Previous Issues | Current Headlines | Point of View | Obituaries


BB&T Lowers Its Estimates On Monro Muffler Brake

BB&T Capital Markets has cut its fiscal third-quarter forecast for Monro Muffler Brake based on one weather event (Hurricane Sandy) and one weather non-event (snow).

Analysts Bret Jordan and David Kelley contend in a Dec. 7 report that Sandy has created headwinds for much of Monro’s Mid-Atlantic and Metro New York markets, with residual sales softness and more than 250,000 cars removed from the regional parc via storm damage.

Additionally, they point out in their report that snow has yet to spur tire demand. In fact, no material snow is forecast in Monro’s major markets through mid-December, leading Jordan and Kelley to surmise that tire volumes will remain soft in the fiscal third quarter ending in December.

“While December is one of the first ‘easy’ comps against last year’s ‘winter that wasn’t’ (December 2011 -10 percent comp), channel checks and peer commentary lead us to believe that we remain mired in weak demand,” the BB&T analysts wrote. “Assuming weather projections are correct and there is no meaningful snow before the third week of December, we think it is unlikely that tires can compete with the Holidays for consumer spending.”

Therefore, BB&T has lowered its fiscal third-quarter comparable-store sales expectation to -4 percent, which is below management’s guidance calling for comps to come in flat (at best) to -3 percent (at worst).
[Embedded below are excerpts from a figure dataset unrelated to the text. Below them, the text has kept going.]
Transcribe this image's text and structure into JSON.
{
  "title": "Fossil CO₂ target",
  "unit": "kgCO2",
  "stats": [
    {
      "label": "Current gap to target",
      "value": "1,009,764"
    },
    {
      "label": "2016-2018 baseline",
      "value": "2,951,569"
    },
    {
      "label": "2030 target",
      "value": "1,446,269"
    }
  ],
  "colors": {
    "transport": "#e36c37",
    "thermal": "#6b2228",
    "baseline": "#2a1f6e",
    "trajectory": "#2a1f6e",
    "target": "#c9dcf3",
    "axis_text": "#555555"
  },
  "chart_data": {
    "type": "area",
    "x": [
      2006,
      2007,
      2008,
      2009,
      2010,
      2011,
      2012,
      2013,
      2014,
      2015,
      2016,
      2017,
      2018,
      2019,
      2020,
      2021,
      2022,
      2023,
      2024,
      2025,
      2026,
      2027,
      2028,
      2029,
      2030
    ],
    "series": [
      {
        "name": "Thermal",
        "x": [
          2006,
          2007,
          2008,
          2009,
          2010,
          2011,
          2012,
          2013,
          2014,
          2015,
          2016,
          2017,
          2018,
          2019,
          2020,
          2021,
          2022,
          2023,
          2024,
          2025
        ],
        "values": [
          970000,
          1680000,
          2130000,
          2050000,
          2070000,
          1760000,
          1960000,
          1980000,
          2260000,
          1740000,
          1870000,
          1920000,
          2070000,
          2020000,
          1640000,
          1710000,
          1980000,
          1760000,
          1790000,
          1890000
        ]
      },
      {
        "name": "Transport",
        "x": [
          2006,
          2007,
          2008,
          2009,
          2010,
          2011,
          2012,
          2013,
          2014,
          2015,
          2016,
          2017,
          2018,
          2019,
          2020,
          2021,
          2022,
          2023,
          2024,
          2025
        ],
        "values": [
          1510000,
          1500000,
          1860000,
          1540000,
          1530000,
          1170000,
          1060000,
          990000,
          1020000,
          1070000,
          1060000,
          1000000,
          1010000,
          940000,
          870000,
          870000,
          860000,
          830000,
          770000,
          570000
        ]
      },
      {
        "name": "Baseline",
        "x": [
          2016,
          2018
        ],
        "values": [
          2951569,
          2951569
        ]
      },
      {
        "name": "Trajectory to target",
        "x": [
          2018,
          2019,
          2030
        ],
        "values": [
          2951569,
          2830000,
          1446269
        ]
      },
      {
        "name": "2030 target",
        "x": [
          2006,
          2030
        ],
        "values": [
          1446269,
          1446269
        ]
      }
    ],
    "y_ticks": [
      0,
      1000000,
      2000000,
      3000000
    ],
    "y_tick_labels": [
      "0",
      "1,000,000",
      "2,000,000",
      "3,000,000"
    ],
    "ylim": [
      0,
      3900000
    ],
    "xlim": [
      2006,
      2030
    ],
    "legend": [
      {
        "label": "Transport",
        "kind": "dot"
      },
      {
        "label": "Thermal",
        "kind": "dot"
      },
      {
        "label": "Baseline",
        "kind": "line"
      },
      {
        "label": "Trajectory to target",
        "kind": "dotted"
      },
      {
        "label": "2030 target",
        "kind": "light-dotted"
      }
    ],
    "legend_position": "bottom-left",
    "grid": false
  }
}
Similarly, BB&T has lowered its earnings per share (EPS) forecast to $0.33. This also falls outside of Monro’s guidance, calling for EPS to come in between $0.35 and $0.40 for the quarter.

Nonetheless, BB&T has a longer-term favorable view of aftermarket demand and expectations of tire recovery with winter weather, leading the analysts to retain their “buy” rating on Monro’s shares.

One thing working in Monro’s favor, Jordan and Kelley point out in their report, is that costs are improving. “While demand remains in the ditch, Monro continues to benefit from lower input costs as manufacturers continue to reduce prices and Monro’s purchasing scale improves with acquisitions,” the analysts wrote. “As we remain confident that industry tire volumes will improve with the onset of winter … we expect Monro is positioned to generate improved sales and margins in Q4.”